Jude had originally intended to write about the glorious salvation that is the common possession of all believers. But God’s Spirit so influenced this yielded scribe that he sensed a change of direction. A simple doctrinal essay would no longer do; it must be a fervent appeal that would strengthen the readers. They must be stirred up to contend earnestly for the faith. Attacks were being made on the sacred deposit of Christian truth, and efforts were already launched to whittle away the great fundamental doctrines. In order to combat this, God’s people must stand uncompromisingly for the inspiration, inerrancy, authority, and sufficiency of God’s Holy Word.
Yet, in contending for the faith, the believer must speak and act as a Christian. As Paul wrote: “And the servant of the Lord must not strive; but be gentle unto all men, apt to teach, patient” (2 Tim. 2:24). He must contend without being argumentative, and testify without ruining his testimony.

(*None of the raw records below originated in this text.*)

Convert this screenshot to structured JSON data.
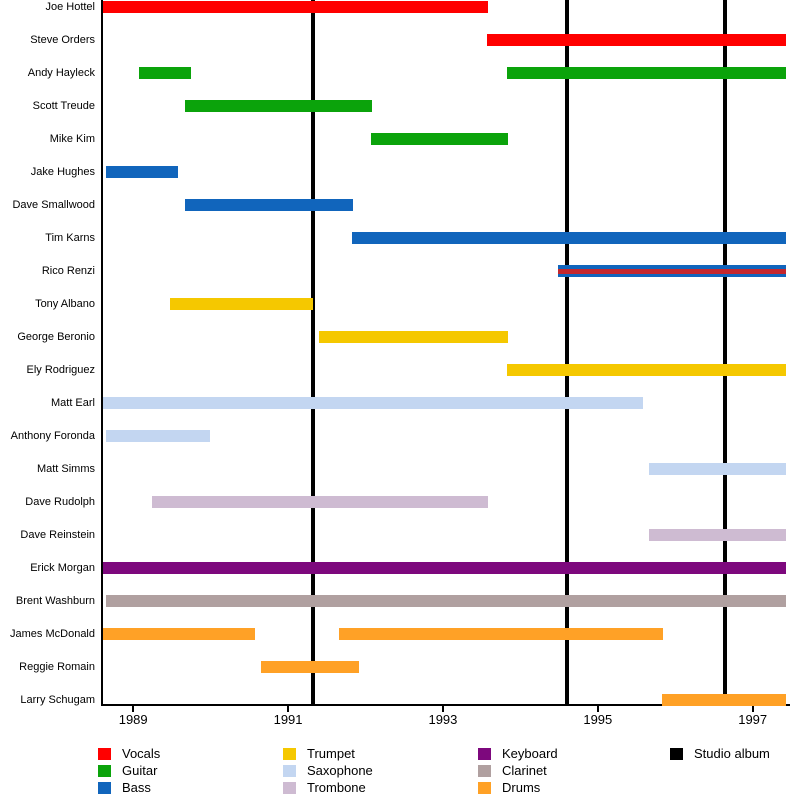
{
  "chart_data": {
    "type": "bar",
    "subtype": "band-member-timeline-gantt",
    "orientation": "horizontal",
    "title": "",
    "x_axis": {
      "ticks": [
        1989,
        1991,
        1993,
        1995,
        1997
      ],
      "min": 1988.61,
      "max": 1997.43,
      "grid": false
    },
    "instrument_colors": {
      "Vocals": "#FF0000",
      "Guitar": "#0BA30B",
      "Bass": "#1165BC",
      "Trumpet": "#F5C800",
      "Saxophone": "#C3D6F1",
      "Trombone": "#CEBBD2",
      "Keyboard": "#7D087D",
      "Clarinet": "#B0A0A0",
      "Drums": "#FFA126"
    },
    "album_markers": {
      "label": "Studio album",
      "color": "#000000",
      "years": [
        1991.32,
        1994.6,
        1996.64
      ]
    },
    "members": [
      {
        "name": "Joe Hottel",
        "bars": [
          {
            "instrument": "Vocals",
            "start": 1988.61,
            "end": 1993.58
          }
        ]
      },
      {
        "name": "Steve Orders",
        "bars": [
          {
            "instrument": "Vocals",
            "start": 1993.57,
            "end": 1997.43
          }
        ]
      },
      {
        "name": "Andy Hayleck",
        "bars": [
          {
            "instrument": "Guitar",
            "start": 1989.07,
            "end": 1989.75
          },
          {
            "instrument": "Guitar",
            "start": 1993.83,
            "end": 1997.43
          }
        ]
      },
      {
        "name": "Scott Treude",
        "bars": [
          {
            "instrument": "Guitar",
            "start": 1989.67,
            "end": 1992.08
          }
        ]
      },
      {
        "name": "Mike Kim",
        "bars": [
          {
            "instrument": "Guitar",
            "start": 1992.07,
            "end": 1993.84
          }
        ]
      },
      {
        "name": "Jake Hughes",
        "bars": [
          {
            "instrument": "Bass",
            "start": 1988.65,
            "end": 1989.58
          }
        ]
      },
      {
        "name": "Dave Smallwood",
        "bars": [
          {
            "instrument": "Bass",
            "start": 1989.67,
            "end": 1991.84
          }
        ]
      },
      {
        "name": "Tim Karns",
        "bars": [
          {
            "instrument": "Bass",
            "start": 1991.83,
            "end": 1997.43
          }
        ]
      },
      {
        "name": "Rico Renzi",
        "bars": [
          {
            "instrument": "Bass",
            "start": 1994.49,
            "end": 1997.43,
            "overlay_instrument": "Vocals",
            "overlay_color": "#C4272E"
          }
        ]
      },
      {
        "name": "Tony Albano",
        "bars": [
          {
            "instrument": "Trumpet",
            "start": 1989.48,
            "end": 1991.32
          }
        ]
      },
      {
        "name": "George Beronio",
        "bars": [
          {
            "instrument": "Trumpet",
            "start": 1991.4,
            "end": 1993.84
          }
        ]
      },
      {
        "name": "Ely Rodriguez",
        "bars": [
          {
            "instrument": "Trumpet",
            "start": 1993.83,
            "end": 1997.43
          }
        ]
      },
      {
        "name": "Matt Earl",
        "bars": [
          {
            "instrument": "Saxophone",
            "start": 1988.61,
            "end": 1995.58
          }
        ]
      },
      {
        "name": "Anthony Foronda",
        "bars": [
          {
            "instrument": "Saxophone",
            "start": 1988.65,
            "end": 1989.99
          }
        ]
      },
      {
        "name": "Matt Simms",
        "bars": [
          {
            "instrument": "Saxophone",
            "start": 1995.66,
            "end": 1997.43
          }
        ]
      },
      {
        "name": "Dave Rudolph",
        "bars": [
          {
            "instrument": "Trombone",
            "start": 1989.24,
            "end": 1993.58
          }
        ]
      },
      {
        "name": "Dave Reinstein",
        "bars": [
          {
            "instrument": "Trombone",
            "start": 1995.66,
            "end": 1997.43
          }
        ]
      },
      {
        "name": "Erick Morgan",
        "bars": [
          {
            "instrument": "Keyboard",
            "start": 1988.61,
            "end": 1997.43
          }
        ]
      },
      {
        "name": "Brent Washburn",
        "bars": [
          {
            "instrument": "Clarinet",
            "start": 1988.65,
            "end": 1997.43
          }
        ]
      },
      {
        "name": "James McDonald",
        "bars": [
          {
            "instrument": "Drums",
            "start": 1988.61,
            "end": 1990.57
          },
          {
            "instrument": "Drums",
            "start": 1991.66,
            "end": 1995.84
          }
        ]
      },
      {
        "name": "Reggie Romain",
        "bars": [
          {
            "instrument": "Drums",
            "start": 1990.65,
            "end": 1991.92
          }
        ]
      },
      {
        "name": "Larry Schugam",
        "bars": [
          {
            "instrument": "Drums",
            "start": 1995.83,
            "end": 1997.43
          }
        ]
      }
    ],
    "legend": {
      "position": "bottom",
      "columns": [
        [
          {
            "label": "Vocals",
            "color": "#FF0000"
          },
          {
            "label": "Guitar",
            "color": "#0BA30B"
          },
          {
            "label": "Bass",
            "color": "#1165BC"
          }
        ],
        [
          {
            "label": "Trumpet",
            "color": "#F5C800"
          },
          {
            "label": "Saxophone",
            "color": "#C3D6F1"
          },
          {
            "label": "Trombone",
            "color": "#CEBBD2"
          }
        ],
        [
          {
            "label": "Keyboard",
            "color": "#7D087D"
          },
          {
            "label": "Clarinet",
            "color": "#B0A0A0"
          },
          {
            "label": "Drums",
            "color": "#FFA126"
          }
        ],
        [
          {
            "label": "Studio album",
            "color": "#000000"
          }
        ]
      ]
    }
  }
}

What we contend earnestly for is the faith which was once and for all delivered to the saints. Notice that! Not “once upon a time” but once and for all. The body of doctrine is complete. The canon is finished. Nothing more can be added. “If it’s new it’s not true, and if it’s true it’s not new.” When some teacher claims to have a revelation which is above and beyond what is found in the Bible, we reject it out of hand. The last word has been delivered and we neither need nor heed anything else. This is our answer to the leaders of false cults with their books that claim equal authority with the Scriptures.
Beloved, when I gave all diligence to write unto you. This diligence is really “eagerness” to reveal the real purpose for him writing this Epistle. It is like saying, “Although I’ve wanted to write to you for a long time about our common salvation, I now find that there is a compelling necessity, I must write.” Common salvation is an abstract (theoretical) term like Christianity. Peter begins the first General Epistle with a discussion of salvation, as he does in his second epistle; so does Paul in all of his epistles, and Hebrews and James assume that their readers are saved. None of the epistles are primarily evangelistic; they are not like “gospel tracts,” but are written to Christians who have some specific need for correction, reproof, encouragement, or instruction. Here Jude sees that it was needful for me to write unto you. The word needful (Gr anangke¯) implies a compelling, pressing need; a serious problem has come up among the believers, and it must be dealt with. He had to write to encourage them to earnestly contend (Gr epago¯nizoman) for the faith. This word means “fight for” someone; here Jude is writing to encourage whatever “agonizing struggle” might be necessary to defend the good name of the faith. The faith is synonymous with “common salvation” or Christianity; they are to “fight for” the honor of the faith. Note that the emphasis is not on contention, but on the faith which is now described further as once delivered unto the saints. What is being promoted here is the apostolic preaching, that is, the Word of God, not an attitude of constant fighting with other believers. This is reinforced by the use of once, which is not the word for “once upon a time” assuming a considerable passage of time, but rather means “once for all,” and refers to the fact that the apostles preached this Word as a final and authoritative message which cannot now be changed by the false teachers.